Apple & Google settle long-running patent war


Apple and Google have settled their long-running patent differences with an out of court settlement.

The two companies released a joint statement on the matter, stating that - although they may have settled over the disputes regarding smartphone technology - the deal does not include cross-licensing of their patents.

The agreement covers Apple's litigation against Motorola, which sued the former for patent infringement in 2010 before being bought up by Google for $12.5 billion (7.4 billion) in 2012. Apple countersued Motorola and so Google inherited the court case, using its newly-acquired portfolio of patents to defend itself.

The courtroom battle between Apple and Google has been vitriolic. The former company's late co-founder Steve Jobs famously said he would use his "last dying breath" to "destroy Android." Jobs also declared what he called "thermonuclear war" against Google.

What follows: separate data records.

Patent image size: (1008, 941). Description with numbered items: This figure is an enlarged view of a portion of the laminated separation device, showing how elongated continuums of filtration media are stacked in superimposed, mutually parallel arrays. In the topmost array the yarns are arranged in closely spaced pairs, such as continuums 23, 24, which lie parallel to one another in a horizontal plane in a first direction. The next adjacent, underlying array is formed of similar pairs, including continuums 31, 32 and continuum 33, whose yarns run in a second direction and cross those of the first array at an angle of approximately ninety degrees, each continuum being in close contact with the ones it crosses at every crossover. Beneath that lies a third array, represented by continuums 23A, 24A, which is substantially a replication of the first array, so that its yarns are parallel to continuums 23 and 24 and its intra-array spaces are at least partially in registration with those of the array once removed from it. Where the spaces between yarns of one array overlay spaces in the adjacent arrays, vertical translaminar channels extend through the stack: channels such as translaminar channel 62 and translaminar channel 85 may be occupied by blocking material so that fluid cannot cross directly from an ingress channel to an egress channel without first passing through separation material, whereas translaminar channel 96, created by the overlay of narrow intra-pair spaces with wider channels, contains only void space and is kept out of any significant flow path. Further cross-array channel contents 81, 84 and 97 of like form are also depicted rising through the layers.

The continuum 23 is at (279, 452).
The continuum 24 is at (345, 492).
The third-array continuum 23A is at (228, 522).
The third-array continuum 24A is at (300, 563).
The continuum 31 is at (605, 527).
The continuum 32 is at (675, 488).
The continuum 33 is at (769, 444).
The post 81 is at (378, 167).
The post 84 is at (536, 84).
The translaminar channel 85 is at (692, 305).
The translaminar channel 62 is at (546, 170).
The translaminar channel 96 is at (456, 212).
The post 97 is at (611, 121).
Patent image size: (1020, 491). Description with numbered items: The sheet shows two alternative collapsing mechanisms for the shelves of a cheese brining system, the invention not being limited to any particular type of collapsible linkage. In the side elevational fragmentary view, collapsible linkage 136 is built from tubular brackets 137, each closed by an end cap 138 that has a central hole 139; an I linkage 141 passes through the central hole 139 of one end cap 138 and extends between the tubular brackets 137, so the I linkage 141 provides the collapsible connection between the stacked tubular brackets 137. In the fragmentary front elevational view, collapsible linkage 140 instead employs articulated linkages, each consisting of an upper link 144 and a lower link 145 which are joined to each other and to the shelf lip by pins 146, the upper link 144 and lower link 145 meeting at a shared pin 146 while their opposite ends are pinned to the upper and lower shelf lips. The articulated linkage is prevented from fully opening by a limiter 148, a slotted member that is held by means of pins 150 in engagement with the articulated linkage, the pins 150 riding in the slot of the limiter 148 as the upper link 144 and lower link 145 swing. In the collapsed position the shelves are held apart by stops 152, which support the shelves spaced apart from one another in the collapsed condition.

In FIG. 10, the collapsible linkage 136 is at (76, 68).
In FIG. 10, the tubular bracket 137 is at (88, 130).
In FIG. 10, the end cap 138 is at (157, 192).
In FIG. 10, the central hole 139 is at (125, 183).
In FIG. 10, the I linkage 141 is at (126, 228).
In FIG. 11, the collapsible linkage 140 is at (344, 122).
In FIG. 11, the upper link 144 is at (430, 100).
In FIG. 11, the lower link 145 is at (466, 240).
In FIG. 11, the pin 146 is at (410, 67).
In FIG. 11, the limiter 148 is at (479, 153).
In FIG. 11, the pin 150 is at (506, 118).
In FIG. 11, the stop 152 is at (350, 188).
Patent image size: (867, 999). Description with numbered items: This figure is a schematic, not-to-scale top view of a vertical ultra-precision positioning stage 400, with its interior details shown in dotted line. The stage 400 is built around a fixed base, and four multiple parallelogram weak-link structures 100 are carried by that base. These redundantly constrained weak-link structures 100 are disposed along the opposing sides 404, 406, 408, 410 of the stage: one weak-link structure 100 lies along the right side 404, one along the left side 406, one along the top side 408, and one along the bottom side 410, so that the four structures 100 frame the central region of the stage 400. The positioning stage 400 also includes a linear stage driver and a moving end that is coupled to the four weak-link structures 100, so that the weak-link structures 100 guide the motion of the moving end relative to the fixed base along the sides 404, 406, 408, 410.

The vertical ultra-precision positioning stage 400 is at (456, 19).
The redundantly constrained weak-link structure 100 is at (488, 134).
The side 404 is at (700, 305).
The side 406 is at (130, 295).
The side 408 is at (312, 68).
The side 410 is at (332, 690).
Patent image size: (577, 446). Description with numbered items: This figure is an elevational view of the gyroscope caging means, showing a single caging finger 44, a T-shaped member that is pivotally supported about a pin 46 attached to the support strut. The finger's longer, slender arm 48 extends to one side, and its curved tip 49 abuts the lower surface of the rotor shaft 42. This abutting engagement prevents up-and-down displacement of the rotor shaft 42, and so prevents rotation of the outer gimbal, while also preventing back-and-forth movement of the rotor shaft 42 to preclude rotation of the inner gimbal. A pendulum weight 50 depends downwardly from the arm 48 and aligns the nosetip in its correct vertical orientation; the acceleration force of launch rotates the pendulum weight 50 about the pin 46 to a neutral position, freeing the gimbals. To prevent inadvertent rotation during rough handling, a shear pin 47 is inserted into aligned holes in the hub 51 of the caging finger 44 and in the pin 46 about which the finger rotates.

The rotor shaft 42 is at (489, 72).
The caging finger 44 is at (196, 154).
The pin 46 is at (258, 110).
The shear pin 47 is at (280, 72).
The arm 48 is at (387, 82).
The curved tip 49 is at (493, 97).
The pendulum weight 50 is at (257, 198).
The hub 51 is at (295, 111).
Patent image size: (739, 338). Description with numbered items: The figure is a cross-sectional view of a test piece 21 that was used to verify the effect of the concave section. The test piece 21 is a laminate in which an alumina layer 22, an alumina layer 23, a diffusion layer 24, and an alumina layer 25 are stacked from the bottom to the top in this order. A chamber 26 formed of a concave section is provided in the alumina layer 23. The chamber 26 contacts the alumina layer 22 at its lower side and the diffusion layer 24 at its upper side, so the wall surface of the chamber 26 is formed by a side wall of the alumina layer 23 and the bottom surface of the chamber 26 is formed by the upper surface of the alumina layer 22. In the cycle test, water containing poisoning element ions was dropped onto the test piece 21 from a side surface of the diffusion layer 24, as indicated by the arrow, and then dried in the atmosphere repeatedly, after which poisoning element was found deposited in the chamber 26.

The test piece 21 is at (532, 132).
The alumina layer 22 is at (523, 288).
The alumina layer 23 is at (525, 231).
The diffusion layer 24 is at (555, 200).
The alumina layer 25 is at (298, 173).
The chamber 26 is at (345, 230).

An Apple spokeswoman said the deal does not affect its ongoing court battle with Samsung, with the news coming just weeks after a Californian jury awarded Apple $119.6 million (70 million) in damages against the South Korean firm.

The warring firms' CEO, Tim Cook and Larry Page, apparently held clandestine talks in 2012 to bring a halt to the courtroom disputes, yet they continued unabated. Apple has refused to attack Google directly, however, instead targeting phone makers that use Google's Android operating system.

Although Google has settled things with Cupertino, it still faces litigation from the Rockstar Consortium, part owned by Apple, Microsoft, BlackBerry and Sony. The "patent troll" group is utilising the portfolio it acquired from buying up Nortel Networks in 2011 to attack Google and Android manufacturers in court.